Au fond endolori des suprêmes vesprées
Où meurent en silence et les yeux s’évitant,
Les débris à leur fin des races ulcérées,
Ils l’ont crucifié dans le rose occident !

Pâle de plus en plus des fuites de la sève,
Avec, dans le lointain des beaux yeux mi-fermés,
Le solitaire orgueil d’être le dernier rêve,
Il revoit par l’esprit les siècles bien-aimés.

Il penche du fardeau de la proche agonie,
Sous l’or vague et soyeux des cheveux ruisselants,
La mystique beauté de sa face bénie,
Et voici pénétrer la lance dans ses flancs !
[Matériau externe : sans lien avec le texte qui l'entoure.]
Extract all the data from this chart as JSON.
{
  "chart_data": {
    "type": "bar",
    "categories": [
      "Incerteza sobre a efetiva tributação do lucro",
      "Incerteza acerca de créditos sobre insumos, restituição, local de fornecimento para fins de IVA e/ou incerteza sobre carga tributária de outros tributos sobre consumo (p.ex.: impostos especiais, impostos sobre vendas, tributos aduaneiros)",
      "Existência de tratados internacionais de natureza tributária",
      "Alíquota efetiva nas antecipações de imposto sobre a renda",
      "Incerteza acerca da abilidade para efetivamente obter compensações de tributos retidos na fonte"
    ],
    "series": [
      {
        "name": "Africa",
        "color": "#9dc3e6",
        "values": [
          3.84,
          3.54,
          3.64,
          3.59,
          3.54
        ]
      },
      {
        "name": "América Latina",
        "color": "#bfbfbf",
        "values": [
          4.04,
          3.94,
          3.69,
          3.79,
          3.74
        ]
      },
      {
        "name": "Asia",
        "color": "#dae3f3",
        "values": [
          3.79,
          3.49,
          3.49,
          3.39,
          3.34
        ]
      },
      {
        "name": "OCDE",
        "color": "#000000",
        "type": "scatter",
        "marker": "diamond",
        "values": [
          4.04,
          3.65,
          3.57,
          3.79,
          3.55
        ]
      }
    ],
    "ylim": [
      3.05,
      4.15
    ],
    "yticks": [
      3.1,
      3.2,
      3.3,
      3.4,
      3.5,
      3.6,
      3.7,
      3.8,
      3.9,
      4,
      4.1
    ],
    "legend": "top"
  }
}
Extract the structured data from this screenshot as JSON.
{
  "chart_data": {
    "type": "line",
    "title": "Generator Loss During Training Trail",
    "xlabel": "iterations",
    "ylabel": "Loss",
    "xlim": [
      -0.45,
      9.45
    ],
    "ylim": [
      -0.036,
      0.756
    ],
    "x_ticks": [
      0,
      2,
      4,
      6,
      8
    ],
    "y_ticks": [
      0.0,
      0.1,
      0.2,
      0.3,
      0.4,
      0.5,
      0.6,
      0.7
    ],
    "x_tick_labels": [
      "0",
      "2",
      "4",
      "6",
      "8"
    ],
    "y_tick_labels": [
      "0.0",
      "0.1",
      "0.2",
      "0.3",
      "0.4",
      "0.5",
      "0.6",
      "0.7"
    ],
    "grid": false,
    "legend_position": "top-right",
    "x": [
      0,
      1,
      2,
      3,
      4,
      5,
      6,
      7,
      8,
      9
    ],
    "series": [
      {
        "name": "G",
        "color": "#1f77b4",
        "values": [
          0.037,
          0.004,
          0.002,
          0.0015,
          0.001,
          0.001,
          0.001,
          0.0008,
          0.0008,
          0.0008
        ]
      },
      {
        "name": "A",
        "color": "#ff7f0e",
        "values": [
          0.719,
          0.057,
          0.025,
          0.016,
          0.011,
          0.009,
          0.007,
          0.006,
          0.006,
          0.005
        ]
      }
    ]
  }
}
Et c’est sur la muette et coupable indolence
Des peuples assoupis à l’ombre de la croix,
Le rouge épuisement des veines par la lance
Et les derniers frissons des membres déjà froids.


Soudain il s’est raidi sur son arbre de honte
Avec de longs sanglots et des yeux révulsés,
Et maintenant le corps s’affaisse, et l’âme monte
Rejoindre dans l’Éther les rêves trépassés.

Et désormais la nuit pèsera sur la terre
De jour en jour plus dense aux hommes plus méchants,
Et cette pourpre éteinte en un ciel de mystère,
C’est le dernier reflet du dernier des couchants.